Score meilleur SVM sur test set:  0.491


Résumons les scores sur les meilleurs modèles trouvés à partir du test set

| Modèles | Taux de classification |
| --- | --- |
| Bayésien naïf | 0.282 |
| Forêt Aléatoire | 0.321 |
| SVM Linéaire | 0.491 |

Nous choisissons le meilleur modèle général compte tenu des performances sur les tests scores.
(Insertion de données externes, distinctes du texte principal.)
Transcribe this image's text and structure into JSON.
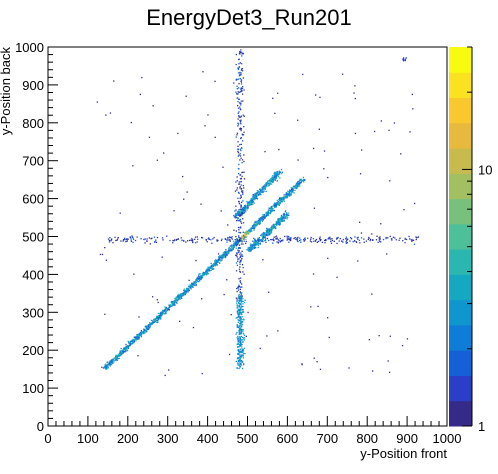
{
  "chart_data": {
    "type": "heatmap",
    "title": "EnergyDet3_Run201",
    "xlabel": "y-Position front",
    "ylabel": "y-Position back",
    "xlim": [
      0,
      1000
    ],
    "ylim": [
      0,
      1000
    ],
    "x_ticks": [
      "0",
      "100",
      "200",
      "300",
      "400",
      "500",
      "600",
      "700",
      "800",
      "900",
      "1000"
    ],
    "y_ticks": [
      "0",
      "100",
      "200",
      "300",
      "400",
      "500",
      "600",
      "700",
      "800",
      "900",
      "1000"
    ],
    "colorbar": {
      "scale": "log",
      "range": [
        1,
        30
      ],
      "ticks": [
        "1",
        "10"
      ],
      "colors": [
        "#352a87",
        "#2a3ec8",
        "#1560d6",
        "#0f7dd7",
        "#0e97ce",
        "#14a9c1",
        "#2ab7b0",
        "#4dbf99",
        "#78c17d",
        "#a2bf62",
        "#c8bb4d",
        "#e7b93c",
        "#f9c82e",
        "#f9e21f",
        "#f9fb0e"
      ]
    },
    "features": [
      {
        "name": "main diagonal",
        "from": [
          140,
          150
        ],
        "to": [
          640,
          650
        ],
        "peak": [
          490,
          500
        ]
      },
      {
        "name": "upper diagonal",
        "from": [
          470,
          550
        ],
        "to": [
          580,
          670
        ]
      },
      {
        "name": "lower diagonal",
        "from": [
          500,
          460
        ],
        "to": [
          600,
          560
        ]
      },
      {
        "name": "vertical band",
        "x": 480,
        "y_range": [
          150,
          1000
        ]
      },
      {
        "name": "horizontal band",
        "y": 490,
        "x_range": [
          150,
          930
        ]
      }
    ],
    "grid": false,
    "legend": "none"
  }
}
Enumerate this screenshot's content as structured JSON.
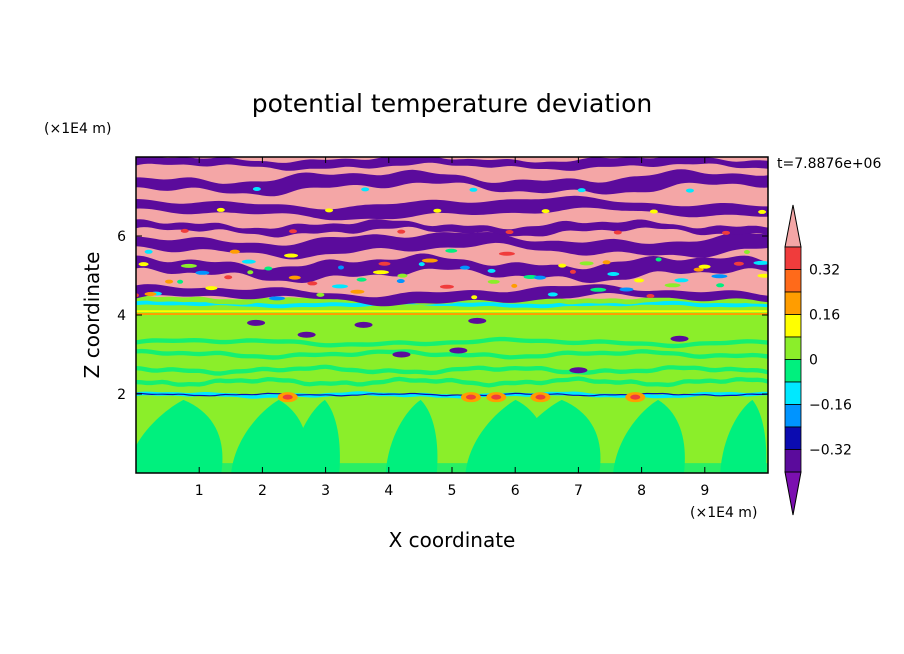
{
  "chart_data": {
    "type": "heatmap",
    "title": "potential temperature deviation",
    "xlabel": "X coordinate",
    "ylabel": "Z coordinate",
    "x_unit": "(×1E4 m)",
    "y_unit": "(×1E4 m)",
    "time_label": "t=7.8876e+06",
    "xlim": [
      0,
      10
    ],
    "ylim": [
      0,
      8
    ],
    "x_ticks": [
      "1",
      "2",
      "3",
      "4",
      "5",
      "6",
      "7",
      "8",
      "9"
    ],
    "x_tick_values": [
      1,
      2,
      3,
      4,
      5,
      6,
      7,
      8,
      9
    ],
    "y_ticks": [
      "2",
      "4",
      "6"
    ],
    "y_tick_values": [
      2,
      4,
      6
    ],
    "colorbar": {
      "levels": [
        -0.4,
        -0.32,
        -0.24,
        -0.16,
        -0.08,
        0,
        0.08,
        0.16,
        0.24,
        0.32,
        0.4
      ],
      "labels": [
        "0.32",
        "0.16",
        "0",
        "−0.16",
        "−0.32"
      ],
      "label_values": [
        0.32,
        0.16,
        0,
        -0.16,
        -0.32
      ],
      "colors_high_to_low": [
        "#f4a6a6",
        "#f03c3c",
        "#ff6a1a",
        "#ff9d00",
        "#ffff00",
        "#8bee2a",
        "#00f07e",
        "#00e8ff",
        "#0094ff",
        "#0b0bb0",
        "#5b0b9c",
        "#7b0fb0"
      ]
    },
    "bands": [
      {
        "z_range": [
          7.2,
          8.0
        ],
        "pattern": "alternating pink/purple layers"
      },
      {
        "z_range": [
          4.4,
          7.2
        ],
        "pattern": "pink and purple layers with turbulent red/yellow/cyan mixing near 5"
      },
      {
        "z_range": [
          4.0,
          4.4
        ],
        "pattern": "thin orange/yellow/cyan strata"
      },
      {
        "z_range": [
          2.0,
          4.0
        ],
        "pattern": "mostly light green with small purple patches"
      },
      {
        "z_range": [
          0.0,
          2.0
        ],
        "pattern": "green-teal convective plumes"
      }
    ]
  },
  "colors": {
    "pink": "#f4a6a6",
    "red": "#f03c3c",
    "orange": "#ff9d00",
    "yellow": "#ffff00",
    "lightgreen": "#8bee2a",
    "green": "#00f07e",
    "cyan": "#00e8ff",
    "blue": "#0094ff",
    "navy": "#0b0bb0",
    "purple": "#5b0b9c"
  }
}
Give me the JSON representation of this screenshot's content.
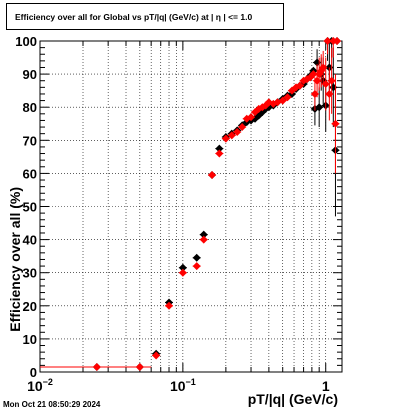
{
  "footer": {
    "timestamp": "Mon Oct 21 08:50:29 2024"
  },
  "chart_data": {
    "type": "scatter",
    "title": "Efficiency over all for Global vs pT/|q| (GeV/c) at |  η  | <= 1.0",
    "xlabel": "pT/|q| (GeV/c)",
    "ylabel": "Efficiency over all (%)",
    "x_scale": "log",
    "xlim": [
      0.01,
      1.3
    ],
    "ylim": [
      0,
      100
    ],
    "grid": true,
    "x_tick_labels": [
      {
        "value": 0.01,
        "label": "10",
        "sup": "−2"
      },
      {
        "value": 0.1,
        "label": "10",
        "sup": "−1"
      },
      {
        "value": 1,
        "label": "1",
        "sup": ""
      }
    ],
    "y_ticks": [
      0,
      10,
      20,
      30,
      40,
      50,
      60,
      70,
      80,
      90,
      100
    ],
    "series": [
      {
        "color": "#000000",
        "points": [
          {
            "x": 0.025,
            "y": 1.5,
            "xerr": [
              0.01,
              0.04
            ]
          },
          {
            "x": 0.05,
            "y": 1.5,
            "xerr": [
              0.04,
              0.06
            ]
          },
          {
            "x": 0.065,
            "y": 5.5
          },
          {
            "x": 0.08,
            "y": 21
          },
          {
            "x": 0.1,
            "y": 31.5
          },
          {
            "x": 0.125,
            "y": 34.5
          },
          {
            "x": 0.14,
            "y": 41.5
          },
          {
            "x": 0.16,
            "y": 59.5
          },
          {
            "x": 0.18,
            "y": 67.5
          },
          {
            "x": 0.2,
            "y": 71
          },
          {
            "x": 0.22,
            "y": 72
          },
          {
            "x": 0.24,
            "y": 73
          },
          {
            "x": 0.26,
            "y": 74.5
          },
          {
            "x": 0.28,
            "y": 75.5
          },
          {
            "x": 0.3,
            "y": 76
          },
          {
            "x": 0.32,
            "y": 76.5
          },
          {
            "x": 0.34,
            "y": 77.5
          },
          {
            "x": 0.36,
            "y": 78.5
          },
          {
            "x": 0.38,
            "y": 79.5
          },
          {
            "x": 0.4,
            "y": 80
          },
          {
            "x": 0.43,
            "y": 80.5
          },
          {
            "x": 0.46,
            "y": 81.5
          },
          {
            "x": 0.5,
            "y": 82.5
          },
          {
            "x": 0.54,
            "y": 83.5
          },
          {
            "x": 0.58,
            "y": 84
          },
          {
            "x": 0.62,
            "y": 85.5
          },
          {
            "x": 0.66,
            "y": 86.5
          },
          {
            "x": 0.7,
            "y": 87
          },
          {
            "x": 0.74,
            "y": 88.5
          },
          {
            "x": 0.78,
            "y": 89.5
          },
          {
            "x": 0.82,
            "y": 91
          },
          {
            "x": 0.84,
            "y": 79.5,
            "yerr": 5
          },
          {
            "x": 0.87,
            "y": 93.5,
            "yerr": 4
          },
          {
            "x": 0.9,
            "y": 80,
            "yerr": 6
          },
          {
            "x": 0.93,
            "y": 90,
            "yerr": 5
          },
          {
            "x": 0.96,
            "y": 88,
            "yerr": 7
          },
          {
            "x": 1.0,
            "y": 80.5,
            "yerr": 8
          },
          {
            "x": 1.03,
            "y": 100,
            "yerr": 6
          },
          {
            "x": 1.06,
            "y": 92,
            "yerr": 8
          },
          {
            "x": 1.1,
            "y": 100,
            "yerr": 5
          },
          {
            "x": 1.13,
            "y": 86,
            "yerr": 12
          },
          {
            "x": 1.17,
            "y": 67,
            "yerr": 20
          },
          {
            "x": 1.2,
            "y": 100
          }
        ]
      },
      {
        "color": "#ff0000",
        "points": [
          {
            "x": 0.025,
            "y": 1.5,
            "xerr": [
              0.01,
              0.04
            ]
          },
          {
            "x": 0.05,
            "y": 1.5,
            "xerr": [
              0.04,
              0.06
            ]
          },
          {
            "x": 0.065,
            "y": 5
          },
          {
            "x": 0.08,
            "y": 20
          },
          {
            "x": 0.1,
            "y": 30
          },
          {
            "x": 0.125,
            "y": 32
          },
          {
            "x": 0.14,
            "y": 40
          },
          {
            "x": 0.16,
            "y": 59.5
          },
          {
            "x": 0.18,
            "y": 66
          },
          {
            "x": 0.2,
            "y": 70.5
          },
          {
            "x": 0.22,
            "y": 71.5
          },
          {
            "x": 0.24,
            "y": 72.5
          },
          {
            "x": 0.26,
            "y": 74
          },
          {
            "x": 0.28,
            "y": 76.5
          },
          {
            "x": 0.3,
            "y": 77
          },
          {
            "x": 0.32,
            "y": 78.5
          },
          {
            "x": 0.34,
            "y": 79.5
          },
          {
            "x": 0.36,
            "y": 80
          },
          {
            "x": 0.38,
            "y": 80.5
          },
          {
            "x": 0.4,
            "y": 81.5
          },
          {
            "x": 0.43,
            "y": 81
          },
          {
            "x": 0.46,
            "y": 81.5
          },
          {
            "x": 0.5,
            "y": 82
          },
          {
            "x": 0.54,
            "y": 83
          },
          {
            "x": 0.58,
            "y": 85
          },
          {
            "x": 0.62,
            "y": 86
          },
          {
            "x": 0.66,
            "y": 86.5
          },
          {
            "x": 0.7,
            "y": 88
          },
          {
            "x": 0.74,
            "y": 88.5
          },
          {
            "x": 0.78,
            "y": 89
          },
          {
            "x": 0.82,
            "y": 90
          },
          {
            "x": 0.84,
            "y": 84,
            "yerr": 5
          },
          {
            "x": 0.87,
            "y": 88,
            "yerr": 5
          },
          {
            "x": 0.9,
            "y": 90,
            "yerr": 5
          },
          {
            "x": 0.93,
            "y": 91,
            "yerr": 5
          },
          {
            "x": 0.96,
            "y": 92,
            "yerr": 5
          },
          {
            "x": 1.0,
            "y": 87,
            "yerr": 8
          },
          {
            "x": 1.03,
            "y": 100,
            "yerr": 4
          },
          {
            "x": 1.06,
            "y": 84,
            "yerr": 8
          },
          {
            "x": 1.1,
            "y": 88,
            "yerr": 10
          },
          {
            "x": 1.13,
            "y": 100,
            "yerr": 5
          },
          {
            "x": 1.17,
            "y": 75,
            "yerr": 15
          },
          {
            "x": 1.2,
            "y": 100
          }
        ]
      }
    ]
  }
}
Aussi, nous exportons le dictionnaire qui nous aidera pour notre API

In [28]:
optimal_model = grid_svm.best_estimator_

with open('model_supervised.pkl', 'wb') as f:
    pickle.dump(optimal_model, f)
    
with open('dico_supervised.pkl', 'wb') as f:
    pickle.dump(dictionary, f)

## Interprétations

Afin d'illustrer concrètement les performances du modèle retenu, prédisons les tags des dix premières lignes de notre test set, et comparons les avec leurs vrais tags.

In [45]:
for n_ex in range(10):
    my_test = corpus2csc(test_corpus.iloc[n_ex:n_ex+1], num_terms=n_terms).transpose()
    series = corpus.loc[docs_test.reset_index().iloc[n_ex, 0]]
    tags_supervised = binarizer.inverse_transform(optimal_model.predict(my_test))[0]
    
    print(f'Test n°{n_ex+1}')
    print('—'*10)
    display(HTML(series.Document))
    print('—'*50)
    print('\tTags cibles:', ', '.join(series.List_tags))
    print('\tTags proposés:', ', '.join(tags_supervised))
    print('—'*50, '\n'*4)

Test n°1
——————————


——————————————————————————————————————————————————
	Tags cibles: .net
	Tags proposés: .net, c#
—————————————————————————————————————————————————— 




Test n°2
——————————


——————————————————————————————————————————————————
	Tags cibles: iphone
	Tags proposés: iphone
—————————————————————————————————————————————————— 




Test n°3
——————————


——————————————————————————————————————————————————
	Tags cibles: c#, asp.net-mvc
	Tags proposés: 
—————————————————————————————————————————————————— 




Test n°4
——————————


——————————————————————————————————————————————————
	Tags cibles: asp.net-mvc
	Tags proposés: asp.net-mvc
—————————————————————————————————————————————————— 




Test n°5
——————————


——————————————————————————————————————————————————
	Tags cibles: .net
	Tags proposés: .net, c#
—————————————————————————————————————————————————— 




Test n°6
——————————


——————————————————————————————————————————————————
	Tags cibles: c++, linux
	Tags proposés: c++
—————————————————————————————————————————————————— 




Test n°7
——————————


——————————————————————————————————————————————————
	Tags cibles: iphone, objective-c
	Tags proposés: 
—————————————————————————————————————————————————— 




Test n°8
——————————


——————————————————————————————————————————————————
	Tags cibles: c#, .net
	Tags proposés: c#
—————————————————————————————————————————————————— 




Test n°9
——————————


——————————————————————————————————————————————————
	Tags cibles: django
	Tags proposés: django
—————————————————————————————————————————————————— 




Test n°10
——————————


——————————————————————————————————————————————————
	Tags cibles: php
	Tags proposés: php
—————————————————————————————————————————————————— 






### Bilan
L'avantage de cette méthode réside, à l'extraction de tags qui évoquent des sujets généraux, contrairement aux détails perçus avec la méthode non-supervisée. Cependant, pour des questions trop courtes, ou au contenu non explicite sur sa catégorie, nous risquons de ne pas obtenir tous les tags adéquats, ou même de n'obtenir aucune réponse.